VAT ruling (074/2010)
SAICA was issued a VAT ruling in terms of section 72 of the VAT Act which allowed a vendor (being the employer of a SAICA member) to claim the VAT incurred by employees on SAICA membership fees as input tax. The VAT ruling was subject to the following terms and conditions:
- the supply by SAICA is subject to VAT in terms of section 7(1)(a);
- the vendor is required to pay the SAICA membership fees on behalf of the employee as it is a condition of employment that the employee is a member of SAICA;
- the services of the employee is used or consumed wholly for the purposes of making taxable supplies or, where the services of the employee is used or consumed by the vendor partly for such purpose, to the extent (as determined in accordance with the provisions of section 17) that the services of the employee is used or consumed for purposes of making taxable supplies;
- the vendor is in possession of an original tax invoice, issued by SAICA to the employee, at the time of submitting its VAT return;
- the employee is not a “vendor” as defined in section 1; and
- the VAT ruling is valid for a period of five years.
VAT ruling withdrawn
SARS advised the Tax Policy Unit of National Treasury of the VAT ruling and requested their consideration to amend the VAT Act in order to make provision for an employer of a SAICA member to deduct the VAT incurred by employees on SAICA membership fees as input tax to give effect to the VAT ruling and address the incongruity. After presenting the matter to the Tax Policy Unit of National Treasury it was concluded that SAICA membership fees are not acquired by the vendor (employer) and is therefore not a permissible deduction.
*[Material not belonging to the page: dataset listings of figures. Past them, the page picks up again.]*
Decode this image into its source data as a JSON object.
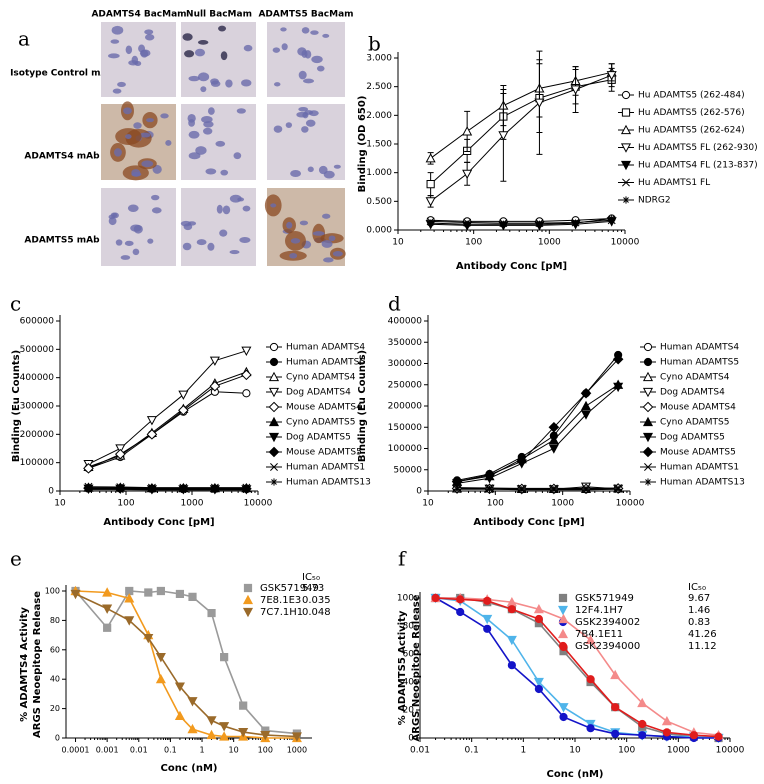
{
  "panel_a": {
    "label": "a",
    "columns": [
      "ADAMTS4 BacMam",
      "Null BacMam",
      "ADAMTS5 BacMam"
    ],
    "rows": [
      "Isotype Control mAb",
      "ADAMTS4 mAb",
      "ADAMTS5 mAb"
    ]
  },
  "chart_data": [
    {
      "panel": "b",
      "type": "line",
      "ylabel": "Binding (OD 650)",
      "xlabel": "Antibody Conc [pM]",
      "xscale": "log",
      "legend": "right",
      "xlim": [
        10,
        10000
      ],
      "xticks": [
        10,
        100,
        1000,
        10000
      ],
      "ylim": [
        0,
        3
      ],
      "yticks": [
        {
          "value": 0,
          "label": "0.000"
        },
        {
          "value": 0.5,
          "label": "0.500"
        },
        {
          "value": 1,
          "label": "1.000"
        },
        {
          "value": 1.5,
          "label": "1.500"
        },
        {
          "value": 2,
          "label": "2.000"
        },
        {
          "value": 2.5,
          "label": "2.500"
        },
        {
          "value": 3,
          "label": "3.000"
        }
      ],
      "x": [
        27,
        82,
        247,
        740,
        2222,
        6667
      ],
      "series": [
        {
          "name": "Hu ADAMTS5 (262-484)",
          "marker": "circle-open",
          "color": "#000000",
          "values": [
            0.17,
            0.15,
            0.15,
            0.15,
            0.17,
            0.2
          ]
        },
        {
          "name": "Hu ADAMTS5 (262-576)",
          "marker": "square-open",
          "color": "#000000",
          "values": [
            0.8,
            1.38,
            1.98,
            2.3,
            2.5,
            2.62
          ],
          "errors": [
            0.2,
            0.2,
            0.4,
            0.6,
            0.3,
            0.2
          ]
        },
        {
          "name": "Hu ADAMTS5 (262-624)",
          "marker": "triangle-open",
          "color": "#000000",
          "values": [
            1.25,
            1.72,
            2.17,
            2.47,
            2.6,
            2.75
          ],
          "errors": [
            0.1,
            0.35,
            0.35,
            0.5,
            0.25,
            0.15
          ]
        },
        {
          "name": "Hu ADAMTS5 FL (262-930)",
          "marker": "triangle-down-open",
          "color": "#000000",
          "values": [
            0.5,
            0.98,
            1.65,
            2.22,
            2.45,
            2.7
          ],
          "errors": [
            0.1,
            0.2,
            0.8,
            0.9,
            0.4,
            0.2
          ]
        },
        {
          "name": "Hu ADAMTS4 FL (213-837)",
          "marker": "triangle-down",
          "color": "#000000",
          "values": [
            0.1,
            0.08,
            0.08,
            0.08,
            0.1,
            0.15
          ]
        },
        {
          "name": "Hu ADAMTS1 FL",
          "marker": "x",
          "color": "#000000",
          "values": [
            0.15,
            0.13,
            0.12,
            0.12,
            0.13,
            0.17
          ]
        },
        {
          "name": "NDRG2",
          "marker": "asterisk",
          "color": "#000000",
          "values": [
            0.12,
            0.1,
            0.1,
            0.1,
            0.12,
            0.2
          ]
        }
      ]
    },
    {
      "panel": "c",
      "type": "line",
      "ylabel": "Binding (Eu Counts)",
      "xlabel": "Antibody Conc [pM]",
      "xscale": "log",
      "legend": "right",
      "xlim": [
        10,
        10000
      ],
      "xticks": [
        10,
        100,
        1000,
        10000
      ],
      "ylim": [
        0,
        600000
      ],
      "yticks": [
        0,
        100000,
        200000,
        300000,
        400000,
        500000,
        600000
      ],
      "x": [
        27,
        82,
        247,
        740,
        2222,
        6667
      ],
      "series": [
        {
          "name": "Human ADAMTS4",
          "marker": "circle-open",
          "color": "#000000",
          "values": [
            80000,
            120000,
            200000,
            280000,
            350000,
            345000
          ]
        },
        {
          "name": "Human ADAMTS5",
          "marker": "circle",
          "color": "#000000",
          "values": [
            10000,
            10000,
            8000,
            8000,
            8000,
            8000
          ]
        },
        {
          "name": "Cyno ADAMTS4",
          "marker": "triangle-open",
          "color": "#000000",
          "values": [
            85000,
            125000,
            205000,
            290000,
            380000,
            420000
          ]
        },
        {
          "name": "Dog ADAMTS4",
          "marker": "triangle-down-open",
          "color": "#000000",
          "values": [
            95000,
            150000,
            250000,
            340000,
            460000,
            495000
          ]
        },
        {
          "name": "Mouse ADAMTS4",
          "marker": "diamond-open",
          "color": "#000000",
          "values": [
            80000,
            130000,
            200000,
            285000,
            370000,
            410000
          ]
        },
        {
          "name": "Cyno ADAMTS5",
          "marker": "triangle",
          "color": "#000000",
          "values": [
            12000,
            12000,
            10000,
            10000,
            10000,
            10000
          ]
        },
        {
          "name": "Dog ADAMTS5",
          "marker": "triangle-down",
          "color": "#000000",
          "values": [
            8000,
            8000,
            6000,
            6000,
            6000,
            6000
          ]
        },
        {
          "name": "Mouse ADAMTS5",
          "marker": "diamond",
          "color": "#000000",
          "values": [
            10000,
            10000,
            8000,
            8000,
            8000,
            8000
          ]
        },
        {
          "name": "Human ADAMTS1",
          "marker": "x",
          "color": "#000000",
          "values": [
            15000,
            14000,
            12000,
            12000,
            12000,
            12000
          ]
        },
        {
          "name": "Human ADAMTS13",
          "marker": "asterisk",
          "color": "#000000",
          "values": [
            5000,
            5000,
            4000,
            4000,
            4000,
            4000
          ]
        }
      ]
    },
    {
      "panel": "d",
      "type": "line",
      "ylabel": "Binding (Eu Counts)",
      "xlabel": "Antibody Conc [pM]",
      "xscale": "log",
      "legend": "right",
      "xlim": [
        10,
        10000
      ],
      "xticks": [
        10,
        100,
        1000,
        10000
      ],
      "ylim": [
        0,
        400000
      ],
      "yticks": [
        0,
        50000,
        100000,
        150000,
        200000,
        250000,
        300000,
        350000,
        400000
      ],
      "x": [
        27,
        82,
        247,
        740,
        2222,
        6667
      ],
      "series": [
        {
          "name": "Human ADAMTS4",
          "marker": "circle-open",
          "color": "#000000",
          "values": [
            5000,
            5000,
            4000,
            4000,
            4000,
            5000
          ]
        },
        {
          "name": "Human ADAMTS5",
          "marker": "circle",
          "color": "#000000",
          "values": [
            25000,
            40000,
            80000,
            130000,
            230000,
            320000
          ]
        },
        {
          "name": "Cyno ADAMTS4",
          "marker": "triangle-open",
          "color": "#000000",
          "values": [
            6000,
            6000,
            5000,
            5000,
            5000,
            6000
          ]
        },
        {
          "name": "Dog ADAMTS4",
          "marker": "triangle-down-open",
          "color": "#000000",
          "values": [
            5000,
            5000,
            4000,
            4000,
            10000,
            5000
          ]
        },
        {
          "name": "Mouse ADAMTS4",
          "marker": "diamond-open",
          "color": "#000000",
          "values": [
            6000,
            5000,
            5000,
            5000,
            5000,
            6000
          ]
        },
        {
          "name": "Cyno ADAMTS5",
          "marker": "triangle",
          "color": "#000000",
          "values": [
            22000,
            35000,
            75000,
            120000,
            200000,
            250000
          ]
        },
        {
          "name": "Dog ADAMTS5",
          "marker": "triangle-down",
          "color": "#000000",
          "values": [
            18000,
            30000,
            65000,
            100000,
            180000,
            245000
          ]
        },
        {
          "name": "Mouse ADAMTS5",
          "marker": "diamond",
          "color": "#000000",
          "values": [
            22000,
            38000,
            70000,
            150000,
            230000,
            310000
          ]
        },
        {
          "name": "Human ADAMTS1",
          "marker": "x",
          "color": "#000000",
          "values": [
            8000,
            7000,
            6000,
            6000,
            6000,
            7000
          ]
        },
        {
          "name": "Human ADAMTS13",
          "marker": "asterisk",
          "color": "#000000",
          "values": [
            4000,
            4000,
            3000,
            3000,
            3000,
            4000
          ]
        }
      ]
    },
    {
      "panel": "e",
      "type": "line",
      "ylabel": [
        "% ADAMTS4 Activity",
        "ARGS Neoepitope Release"
      ],
      "xlabel": "Conc (nM)",
      "xscale": "log",
      "legend": "upper right",
      "ic50_header": "IC₅₀",
      "xlim": [
        5e-05,
        3000
      ],
      "xticks": [
        0.0001,
        0.001,
        0.01,
        0.1,
        1,
        10,
        100,
        1000
      ],
      "ylim": [
        0,
        100
      ],
      "yticks": [
        0,
        20,
        40,
        60,
        80,
        100
      ],
      "x": [
        0.0001,
        0.001,
        0.005,
        0.02,
        0.05,
        0.2,
        0.5,
        2,
        5,
        20,
        100,
        1000
      ],
      "series": [
        {
          "name": "GSK571949",
          "marker": "square",
          "color": "#9a9a9a",
          "ic50": 5.73,
          "values": [
            100,
            75,
            100,
            99,
            100,
            98,
            96,
            85,
            55,
            22,
            5,
            3
          ]
        },
        {
          "name": "7E8.1E3",
          "marker": "triangle",
          "color": "#f29a1e",
          "ic50": 0.035,
          "values": [
            100,
            99,
            95,
            70,
            40,
            15,
            6,
            2,
            1,
            1,
            0,
            0
          ]
        },
        {
          "name": "7C7.1H1",
          "marker": "triangle-down",
          "color": "#9a6a2a",
          "ic50": 0.048,
          "values": [
            98,
            88,
            80,
            68,
            55,
            35,
            25,
            12,
            8,
            4,
            2,
            1
          ]
        }
      ]
    },
    {
      "panel": "f",
      "type": "line",
      "ylabel": [
        "% ADAMTS5 Activity",
        "ARGS Neoepitope Release"
      ],
      "xlabel": "Conc (nM)",
      "xscale": "log",
      "legend": "upper right",
      "ic50_header": "IC₅₀",
      "xlim": [
        0.01,
        10000
      ],
      "xticks": [
        0.01,
        0.1,
        1,
        10,
        100,
        1000,
        10000
      ],
      "ylim": [
        0,
        100
      ],
      "yticks": [
        0,
        20,
        40,
        60,
        80,
        100
      ],
      "x": [
        0.02,
        0.06,
        0.2,
        0.6,
        2,
        6,
        20,
        60,
        200,
        600,
        2000,
        6000
      ],
      "series": [
        {
          "name": "GSK571949",
          "marker": "square",
          "color": "#808080",
          "ic50": 9.67,
          "values": [
            100,
            100,
            97,
            92,
            82,
            62,
            40,
            22,
            8,
            3,
            1,
            0
          ]
        },
        {
          "name": "12F4.1H7",
          "marker": "triangle-down",
          "color": "#4fb4ea",
          "ic50": 1.46,
          "values": [
            100,
            98,
            85,
            70,
            40,
            22,
            10,
            4,
            2,
            1,
            1,
            0
          ]
        },
        {
          "name": "GSK2394002",
          "marker": "circle",
          "color": "#1414c8",
          "ic50": 0.83,
          "values": [
            100,
            90,
            78,
            52,
            35,
            15,
            7,
            3,
            2,
            1,
            0,
            0
          ]
        },
        {
          "name": "7B4.1E11",
          "marker": "triangle",
          "color": "#f48a8a",
          "ic50": 41.26,
          "values": [
            100,
            100,
            99,
            97,
            92,
            85,
            70,
            45,
            25,
            12,
            4,
            2
          ]
        },
        {
          "name": "GSK2394000",
          "marker": "circle",
          "color": "#e01c1c",
          "ic50": 11.12,
          "values": [
            100,
            99,
            98,
            92,
            85,
            65,
            42,
            22,
            10,
            4,
            2,
            1
          ]
        }
      ]
    }
  ]
}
The request to amend the VAT Act was accordingly denied. In view of this decision the ruling is withdrawn with effect from 1 January 2013. The VAT ruling will still be valid for membership fees charged in respect of the 2012 calendar year and claimed as input tax in or before the December 2012 tax period.
SAICA members already received 2013 annual subscription fee invoices during October 2012. Take note that even if these invoices are settled before December 2012 the input tax cannot be claimed by the employer because it relates to the 2013 calendar year.